MAHKEMESİ :Asliye Hukuk Mahkemesi
Taraflar arasındaki tasarrufun iptali davasının yapılan yargılaması sonunda; kararda yazılı nedenlerden dolayı davanın kabulüne dair verilen hükmün süresi içinde davalı ... vekili tarafından temyiz edilmesi üzerine dosya incelendi gereği düşünüldü:
-K A R A R-
Davacı vekili, borçlu davalılar ... ve ... hakkında takip yapıldığını, takibin semeresiz kaldığını, alacaklılardan mal kaçırma amacı ile borçlulardan ..."in dava konusu taşınmazı davalı oğlu ..."e sattığını belirterek, tasarrufun iptaline karar verilmesini talep etmiştir. Davalı ..."e dava konusu taşınmazın kardeşi ... tarafından oğlu ..."e hibe edildiğini, oğlunun taşınmaz üzerinde ev yaptığını ve orada oturduğunu, kadostro çalışmaları sırasında sehven kendi üzerine yazıldığını ancak mülkiyetin oğluna ait olması nedeni ile yeniden onun adına tescil edildiğini, mal kaçırma amaçlarının olmadığını belirtmiştir. Davalı ... vekili, aynı yönde savunma yapmıştır. Davalı ..., cevap dilekçesi sunmamış ve duruşmalara katılmamıştır. Mahkemece, davalı ... ve ... arasındaki yakınlık nedeni ile satışın iyiniyetli olmadığından bahisle davanın kabulüne karar verilmiş; hüküm, davalı ... vekili tarafından temyiz edilmiştir. Dava İİK"nun 277 ve devamı maddelerine dayalı olarak açılan tasarrufun iptali davasına ilişkindir. 1-Tasarrufun iptali davalarının görülebilmesi için diğer genel dava koşullarının yanında borçlunun aciz halinin var olduğunun sabit olması gerekir. Somut olayda, davacı alacaklı tarafından aciz belgesi sunulmadığı gibi, borçlu adresinde yapılmış İİK’nun 105. maddesi niteliğinde bir haciz tutanağı da bulunmamaktadır. Bu halde, ön koşul yokluğundan reddine karar verilmesi gerekirken hatalı değerlendirme ile yazılı şekilde karar verilmesi usul ve yasaya aykırıdır. 2-Kabule göre ise, tasarrufun iptali davaları İİK"nun 282. maddesi gereğince borçlu ve borçlu ile hukuki muamelede bulunan veya borçlu tarafından kendilerine ödeme yapılan kimseler ile bunların mirasçıları aleyhine açılır. İptali istenilen tasarrufun borçlu tarafı davalı ... olup, diğer borçlu ... ile bir ilgisi olmadığından ... hakkındaki davanın husumet yokluğundan reddine karar verilmesi gerekirken, onun hakkındaki davanında kabulüne karar verilmesi isabetsiz olmuştur.

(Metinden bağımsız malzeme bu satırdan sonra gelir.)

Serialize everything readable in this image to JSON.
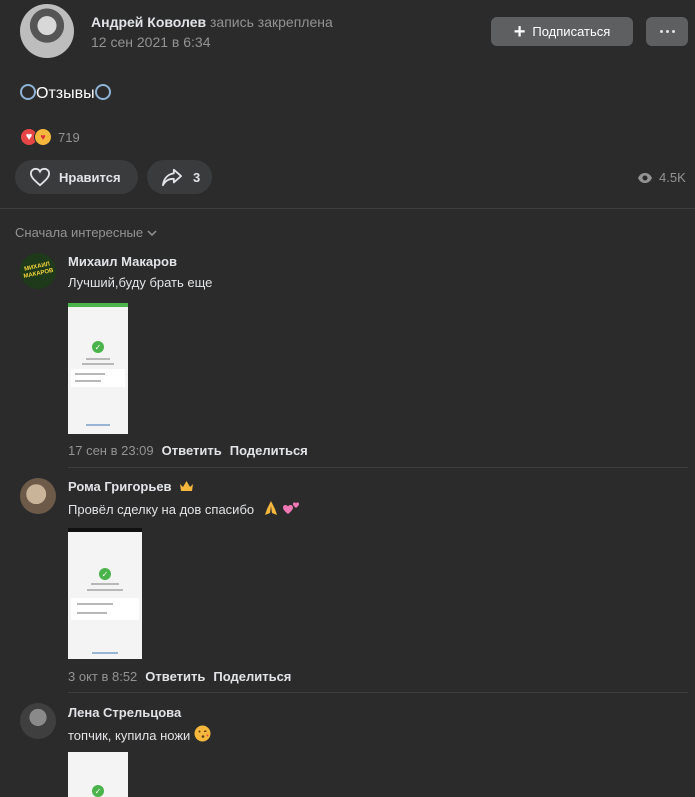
{
  "post": {
    "author": "Андрей Коволев",
    "pinned_note": "запись закреплена",
    "date": "12 сен 2021 в 6:34",
    "subscribe_label": "Подписаться",
    "text": "Отзывы",
    "reaction_count": "719",
    "like_label": "Нравится",
    "share_count": "3",
    "views": "4.5K"
  },
  "comments_section": {
    "sort_label": "Сначала интересные"
  },
  "comments": [
    {
      "author": "Михаил Макаров",
      "avatar_text": "МИХАИЛ МАКАРОВ",
      "text": "Лучший,буду брать еще",
      "date": "17 сен в 23:09",
      "reply_label": "Ответить",
      "share_label": "Поделиться"
    },
    {
      "author": "Рома Григорьев",
      "text": "Провёл сделку на дов спасибо",
      "date": "3 окт в 8:52",
      "reply_label": "Ответить",
      "share_label": "Поделиться"
    },
    {
      "author": "Лена Стрельцова",
      "text": "топчик, купила ножи"
    }
  ],
  "icons": {
    "subscribe": "plus-icon",
    "more": "more-dots-icon",
    "like": "heart-outline-icon",
    "share": "share-arrow-icon",
    "views": "eye-icon",
    "sort": "chevron-down-icon",
    "post_emoji": "ring-icon",
    "crown": "crown-icon"
  },
  "colors": {
    "background": "#2b2b2b",
    "button": "#5d5f61",
    "pill": "#3a3b3c",
    "text_primary": "#e1e3e6",
    "text_secondary": "#939393",
    "success_green": "#4bb34b"
  }
}
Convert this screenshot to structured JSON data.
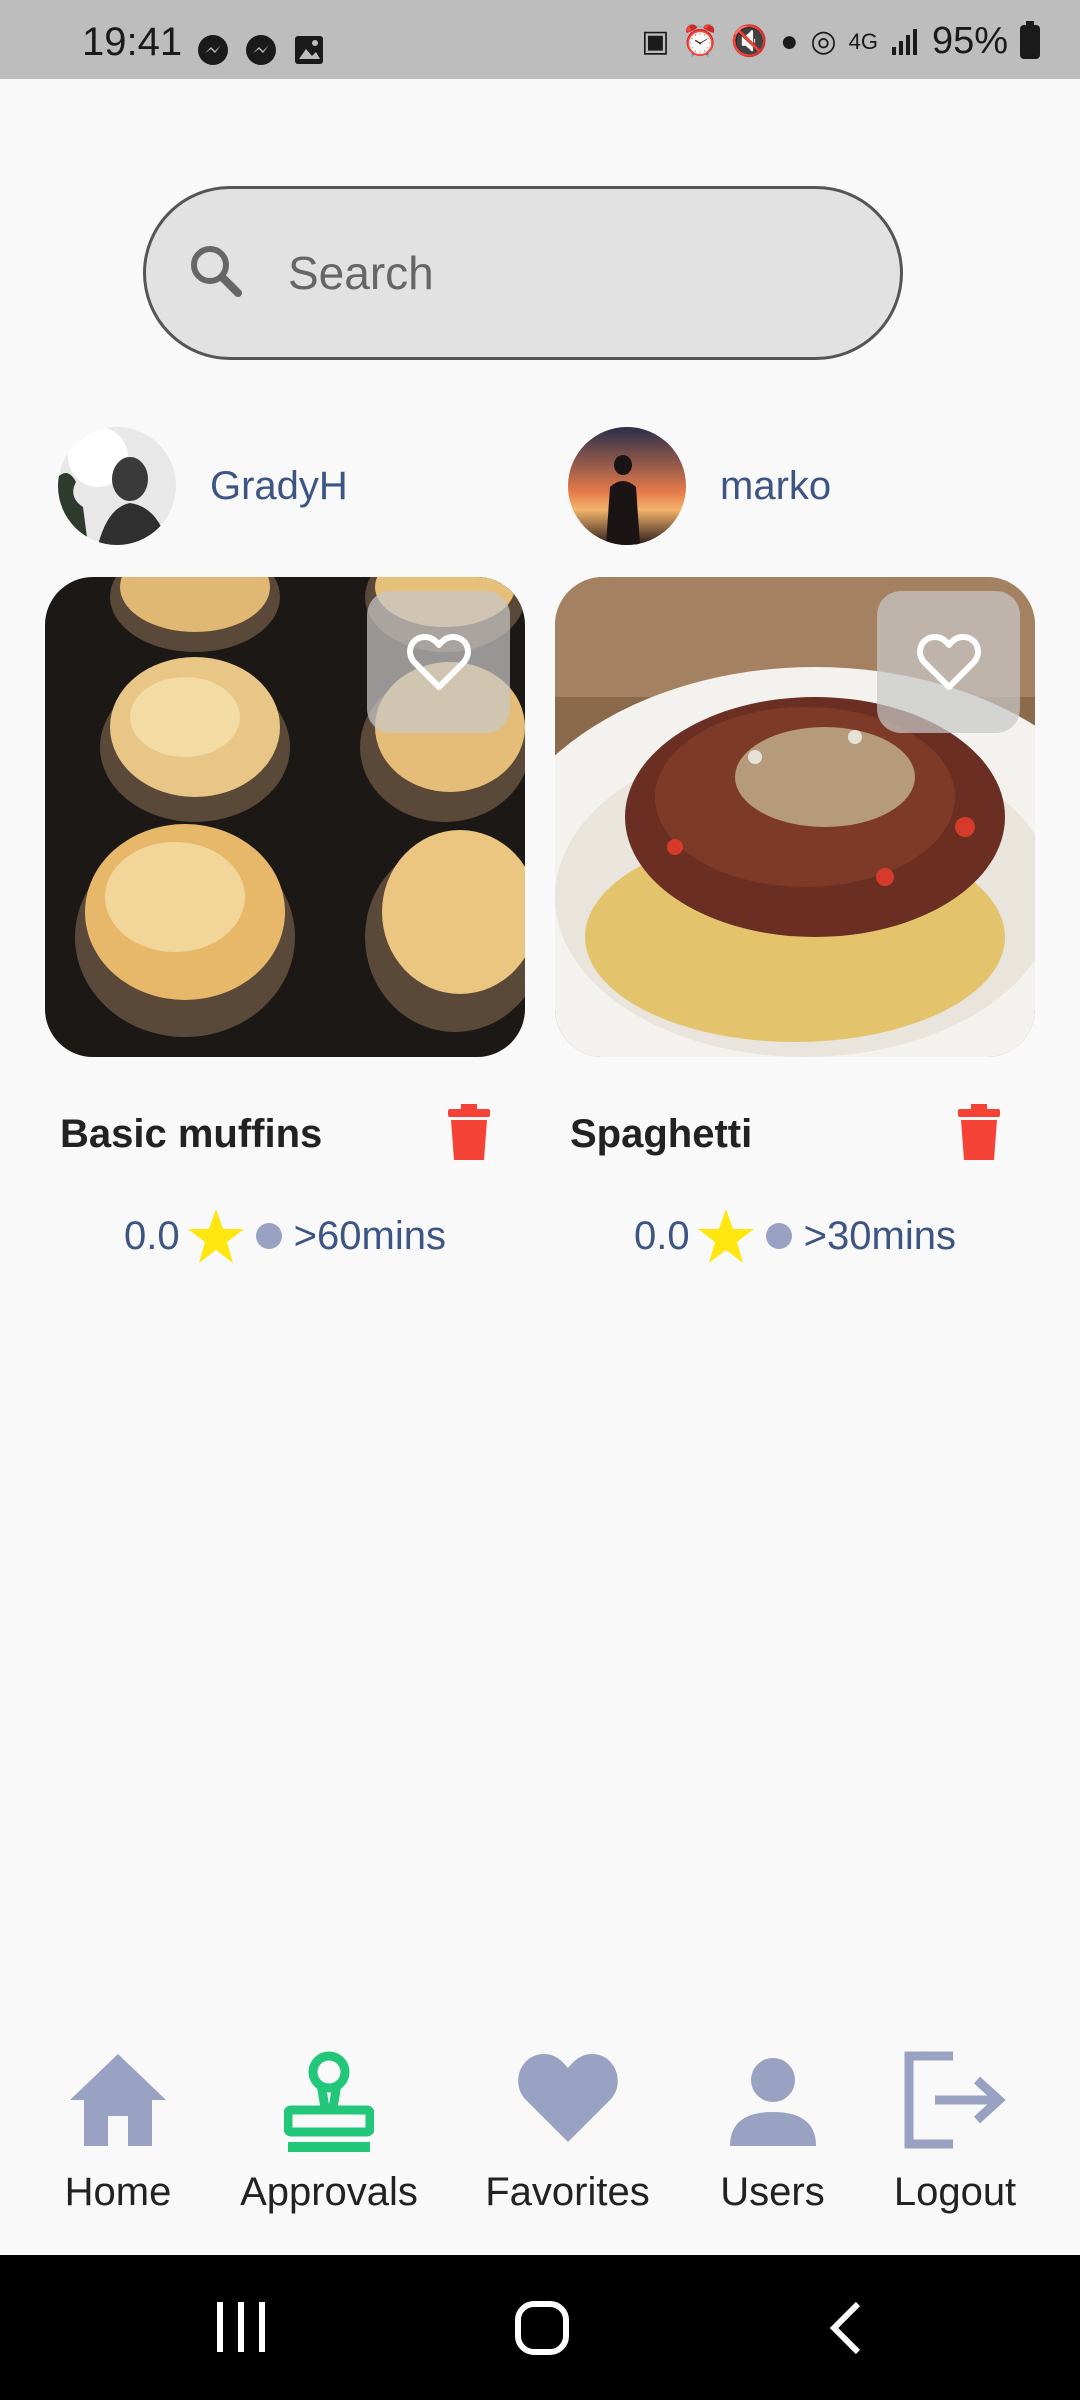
{
  "status_bar": {
    "time": "19:41",
    "battery": "95%",
    "left_icons": [
      "messenger-icon",
      "messenger-icon",
      "gallery-icon"
    ],
    "right_icons": [
      "battery-saver-icon",
      "alarm-icon",
      "mute-icon",
      "location-icon",
      "hotspot-icon",
      "4g-icon",
      "signal-icon",
      "battery-icon"
    ]
  },
  "search": {
    "placeholder": "Search",
    "icon": "search-icon"
  },
  "recipes": [
    {
      "author": "GradyH",
      "title": "Basic muffins",
      "rating": "0.0",
      "time": ">60mins"
    },
    {
      "author": "marko",
      "title": "Spaghetti",
      "rating": "0.0",
      "time": ">30mins"
    }
  ],
  "nav": {
    "home": "Home",
    "approvals": "Approvals",
    "favorites": "Favorites",
    "users": "Users",
    "logout": "Logout"
  },
  "colors": {
    "active_nav": "#22c77a",
    "inactive_nav": "#9aa2c4",
    "delete": "#f44336",
    "star": "#ffe60f",
    "author_text": "#3d5585"
  }
}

SONUÇ: Yukarıda (1) ve (2) numaralı bentlerde açıklanan nedenlerle davalı ... vekilinin temyiz itirazlarının kabulü ile hükmün BOZULMASINA, peşin alınan harcın istek halinde temyiz eden davalı ..."e geri verilmesine 28.01.2020 gününde oybirliğiyle karar verildi.